What comes out of your pay
The salary you’re offered is rarely what hits your bank account. In the UK, several things come out before you’re paid: income tax, National Insurance, a student loan repayment if you have one, and any pension contribution. Salary-sacrifice pension is taken from your pay before tax and National Insurance are worked out, so it lowers both, which is why paying more into a pension can cost your take-home less than you’d expect.
2026/27 income tax bands
| Taxable income | Band | Rate |
|---|---|---|
| Up to £12,570 | Personal Allowance, tax-free | 0% |
| £12,571 – £50,270 | Basic rate | 20% |
| £50,271 – £125,140 | Higher rate | 40% |
| Over £125,140 | Additional rate | 45% |
These are the 2026/27 bands for England, Wales and Northern Ireland. Your £12,570 Personal Allowance is reduced by £1 for every £2 you earn over £100,000, and is gone entirely at £125,140. Scotland sets its own income tax bands. Verify the current figures at gov.uk, this tool is a guide, not tax advice.

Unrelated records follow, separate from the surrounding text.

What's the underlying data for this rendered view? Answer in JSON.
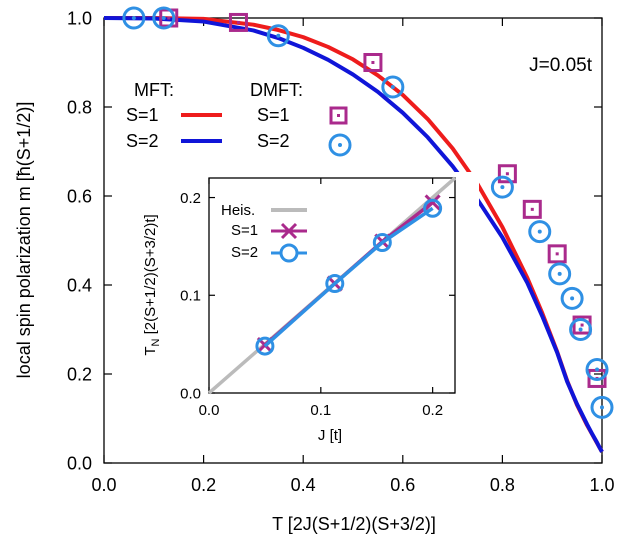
{
  "chart_data": [
    {
      "type": "line",
      "xlabel": "T [2J(S+1/2)(S+3/2)]",
      "ylabel": "local spin polarization m [ħ(S+1/2)]",
      "xlim": [
        0,
        1
      ],
      "ylim": [
        0,
        1
      ],
      "xticks": [
        "0.0",
        "0.2",
        "0.4",
        "0.6",
        "0.8",
        "1.0"
      ],
      "yticks": [
        "0.0",
        "0.2",
        "0.4",
        "0.6",
        "0.8",
        "1.0"
      ],
      "annotation": "J=0.05t",
      "legend": {
        "mft_header": "MFT:",
        "dmft_header": "DMFT:",
        "s1_label": "S=1",
        "s2_label": "S=2"
      },
      "series": [
        {
          "name": "MFT S=1",
          "style": "line",
          "color": "#ee1c1c",
          "x": [
            0.0,
            0.1,
            0.2,
            0.3,
            0.35,
            0.4,
            0.45,
            0.5,
            0.55,
            0.6,
            0.65,
            0.7,
            0.75,
            0.8,
            0.85,
            0.88,
            0.91,
            0.93,
            0.95,
            0.97,
            0.98,
            0.99,
            0.995,
            1.0
          ],
          "y": [
            1.0,
            1.0,
            0.998,
            0.985,
            0.973,
            0.957,
            0.935,
            0.907,
            0.871,
            0.827,
            0.773,
            0.707,
            0.627,
            0.53,
            0.416,
            0.337,
            0.25,
            0.185,
            0.13,
            0.085,
            0.065,
            0.045,
            0.035,
            0.025
          ]
        },
        {
          "name": "MFT S=2",
          "style": "line",
          "color": "#1015d8",
          "x": [
            0.0,
            0.1,
            0.2,
            0.3,
            0.35,
            0.4,
            0.45,
            0.5,
            0.55,
            0.6,
            0.65,
            0.7,
            0.75,
            0.8,
            0.85,
            0.88,
            0.91,
            0.93,
            0.95,
            0.97,
            0.98,
            0.99,
            0.995,
            1.0
          ],
          "y": [
            1.0,
            0.999,
            0.992,
            0.972,
            0.955,
            0.933,
            0.906,
            0.873,
            0.834,
            0.787,
            0.732,
            0.667,
            0.592,
            0.507,
            0.405,
            0.33,
            0.248,
            0.183,
            0.132,
            0.087,
            0.066,
            0.046,
            0.035,
            0.025
          ]
        },
        {
          "name": "DMFT S=1",
          "style": "square",
          "color": "#aa2a8c",
          "x": [
            0.13,
            0.27,
            0.54,
            0.81,
            0.86,
            0.91,
            0.96,
            0.99
          ],
          "y": [
            1.0,
            0.99,
            0.9,
            0.65,
            0.57,
            0.47,
            0.31,
            0.19
          ]
        },
        {
          "name": "DMFT S=2",
          "style": "circle",
          "color": "#2f90e4",
          "x": [
            0.06,
            0.12,
            0.35,
            0.58,
            0.8,
            0.875,
            0.915,
            0.94,
            0.957,
            0.99,
            1.0
          ],
          "y": [
            1.0,
            1.0,
            0.96,
            0.845,
            0.62,
            0.52,
            0.425,
            0.37,
            0.3,
            0.21,
            0.125
          ]
        }
      ]
    },
    {
      "type": "line",
      "xlabel": "J [t]",
      "ylabel": "T_N [2(S+1/2)(S+3/2)t]",
      "ylabel_main": "T",
      "ylabel_sub": "N",
      "ylabel_rest": " [2(S+1/2)(S+3/2)t]",
      "xlim": [
        0,
        0.22
      ],
      "ylim": [
        0,
        0.22
      ],
      "xticks": [
        "0.0",
        "0.1",
        "0.2"
      ],
      "yticks": [
        "0.0",
        "0.1",
        "0.2"
      ],
      "legend": {
        "heis_label": "Heis.",
        "s1_label": "S=1",
        "s2_label": "S=2"
      },
      "series": [
        {
          "name": "Heis.",
          "style": "line",
          "color": "#bbbbbb",
          "x": [
            0.0,
            0.22
          ],
          "y": [
            0.0,
            0.22
          ]
        },
        {
          "name": "S=1",
          "style": "cross-line",
          "color": "#aa2a8c",
          "x": [
            0.05,
            0.1125,
            0.155,
            0.2
          ],
          "y": [
            0.049,
            0.112,
            0.155,
            0.195
          ]
        },
        {
          "name": "S=2",
          "style": "circle-line",
          "color": "#2f90e4",
          "x": [
            0.05,
            0.1125,
            0.155,
            0.2
          ],
          "y": [
            0.048,
            0.112,
            0.154,
            0.189
          ]
        }
      ]
    }
  ]
}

How National Insurance works
National Insurance is a separate deduction from income tax. As an employee in 2026/27, you pay 8% on earnings between £12,570 and £50,270, then 2% on anything above £50,270. There’s no NI on the first £12,570 you earn. It funds the state pension and some benefits, and because the 8% band ends at £50,270, your marginal NI rate falls once you cross into the higher-rate income tax band.
Student loan plans
Student loan repayments are income-contingent: you only repay on the part of your income above your plan’s threshold, at the rate for that plan. Here are the 2026/27 thresholds this calculator uses.
| Plan | Annual threshold | Rate above threshold |
|---|---|---|
| Plan 1 | £26,065 | 9% |
| Plan 2 | £28,470 | 9% |
| Plan 4 (Scotland) | £32,745 | 9% |
| Plan 5 | £25,000 | 9% |
| Postgraduate | £21,000 | 6% |
Thresholds are reviewed annually. Confirm your plan and current threshold on gov.uk or in your student loan account.
How to use this calculator
- Enter your annual gross salary, the figure before tax, National Insurance and pension.
- Choose your student loan plan, or leave it on None if you don't have one.
- Add your pension contribution as a percentage if you pay into a salary-sacrifice scheme.
- Switch between yearly, monthly and weekly to see your take-home for each period.
- Read your net pay, with income tax, National Insurance, student loan and pension broken out.